AI-powered client-centric solutions: Data, insights, actions, goal-driven campaigns, learning and feedback must all combine in client-centric applications in order to deliver improved customer experience.
Value Attainment: Improvement of key performance indicators (KPIs) in customer experience - revenue, costs, satisfaction scores, industry-specific KPIs (e.g. improved outcomes, better investment returns), and many more - are the true indicators of success, and client-centric solutions need to be goal-oriented and demonstrate their return on investment (ROI).
While CDPs are an important component of client-centric solutions that improve customer experience, the skills and solutions needed across the enterprise in order to drive value from customer data necessitates an understanding of where CDPs fit in this ecosystem, their gaps and limitations, and how to augment them in order to deliver on the promise of realizing value from customer data.

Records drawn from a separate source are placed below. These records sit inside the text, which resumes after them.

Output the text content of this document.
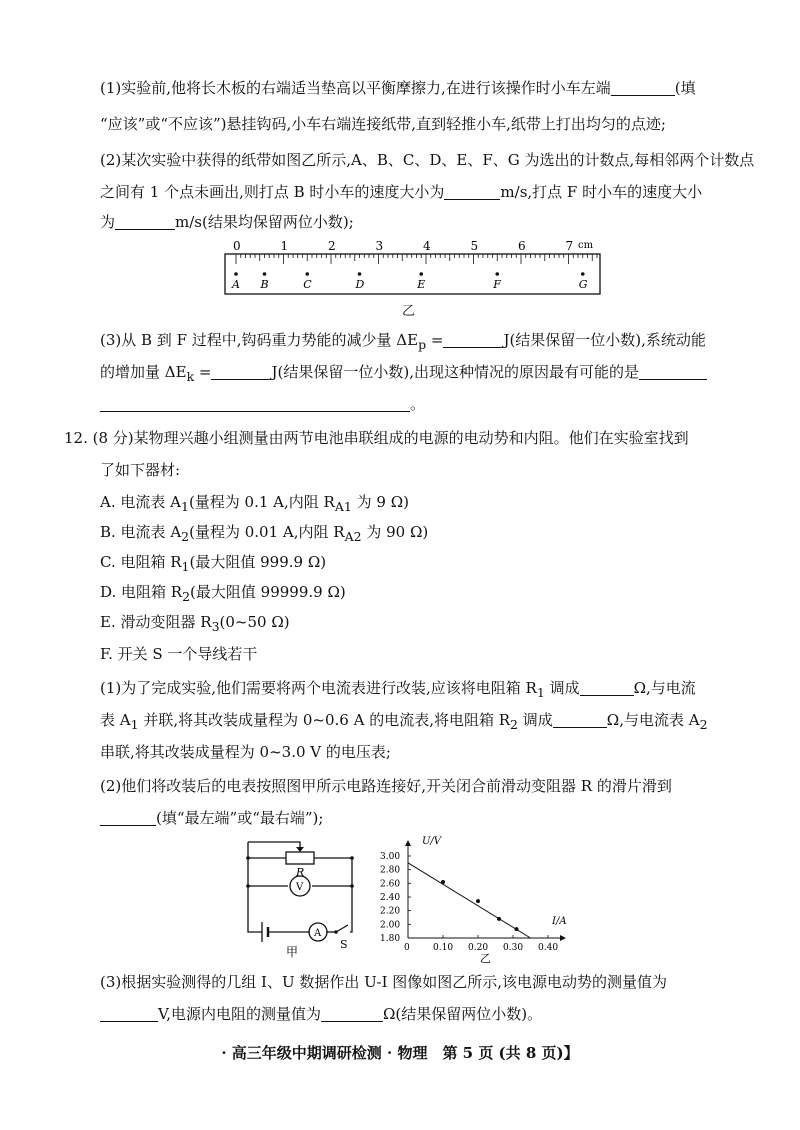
(1)实验前,他将长木板的右端适当垫高以平衡摩擦力,在进行该操作时小车左端	(填
“应该”或“不应该”)悬挂钩码,小车右端连接纸带,直到轻推小车,纸带上打出均匀的点迹;
(2)某次实验中获得的纸带如图乙所示,A、B、C、D、E、F、G 为选出的计数点,每相邻两个计数点
之间有 1 个点未画出,则打点 B 时小车的速度大小为	m/s,打点 F 时小车的速度大小
为	m/s(结果均保留两位小数);
0	1	2	3	4	5	6	7
A B	C	D	E	F	G
cm
乙
(3)从 B 到 F 过程中,钩码重力势能的减少量 $\Delta E_p$ =	J(结果保留一位小数),系统动能
的增加量 $\Delta E_k$ =	J(结果保留一位小数),出现这种情况的原因最有可能的是
。
12. (8 分)某物理兴趣小组测量由两节电池串联组成的电源的电动势和内阻。他们在实验室找到
了如下器材:
A. 电流表 $A_1$(量程为 0.1 A,内阻 $R_{A1}$ 为 9 Ω)
B. 电流表 $A_2$(量程为 0.01 A,内阻 $R_{A2}$ 为 90 Ω)
C. 电阻箱 $R_1$(最大阻值 999.9 Ω)
D. 电阻箱 $R_2$(最大阻值 99999.9 Ω)
E. 滑动变阻器 $R_3(0\sim 50$ Ω)
F. 开关 S 一个导线若干
(1)为了完成实验,他们需要将两个电流表进行改装,应该将电阻箱 $R_1$ 调成	Ω,与电流
表 $A_1$ 并联,将其改装成量程为 0~0.6 A 的电流表,将电阻箱 $R_2$ 调成	Ω,与电流表 $A_2$
串联,将其改装成量程为 0~3.0 V 的电压表;
(2)他们将改装后的电表按照图甲所示电路连接好,开关闭合前滑动变阻器 R 的滑片滑到
(填“最左端”或“最右端”);
R
V
A
S
甲
3.00
2.80
2.60
2.40
2.20
2.00
1.80
0	0.10 0.20 0.30 0.40
U/V
I/A
乙
(3)根据实验测得的几组 I、U 数据作出 U-I 图像如图乙所示,该电源电动势的测量值为
V,电源内电阻的测量值为	Ω(结果保留两位小数)。
· 高三年级中期调研检测 · 物理　第 5 页 (共 8 页)】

Customer Data Platform Capabilities
What is a CDP?
A Customer Data Platform (CDP) is a collection of software which creates a persistent, unified customer database that is accessible to other systems. Data is pulled from multiple sources, cleaned and combined to create a single customer profile. This structured data is then made available to other marketing systems.
Gartner defines a CDP as “a marketing system that unifies a company’s customer data from marketing and other channels to enable customer modeling and optimize the timing and targeting of messages.”
Forrester defines a CDP as: A platform that centralizes customer data from multiple sources and makes it available to systems of insight and engagement.
Where CDPs are needed
CDPs can help marketers gain visibility into their customers’ behavior and drive personalization about individual customers with key capabilities such as:
Data Enrichment: CDPs have direct plug-ins to large 3rd-party data providers and are well equipped to fill out missing customer attributes in large batch offline mode.
Audience Development: CDPs also have the ability to select audiences for activation or engagement via low-code tools that enable marketers to do this work (not developers).
Multi-Channel Marketing Campaigns: CDPs have direct plug-ins to the largest multi-channel marketing hubs. This makes it easier for a marketer to select an audience and push into large multi-channel marketing campaigns.
Media Buys: CDPs have direct plug-ins to the largest demand-side platforms (DSPs) and offer a streamlined approach for a marketer to select an audience and utilize that audience for programmatic advertising
Challenges & Gaps with CDPs
Analyst research on CDP challenges
Only 1/3rd of CDP users achieve a 360-degree view of their customers
A 2021 Gartner Cross-Functional Customer Data Survey reports that although 43% of respondents of the survey report having a CDP, just 14% of respondents actually achieve a 360-degree view of their customer - roughly 1/3rd of CDP customers.
CDP projects take longer and deliver less value than expected
According to the 2021 CDP Institute Member Survey, Customer Data Platforms are hard. The survey found that just 23% of consumer marketers – the core group of CDP users – have completed their projects on time and on schedule, and only 58% of companies with a deployed CDP say it is delivering significant value. Most of the others are being improved, so they will probably deliver value in the future. Still, there is a gap between the CDP promise and reality.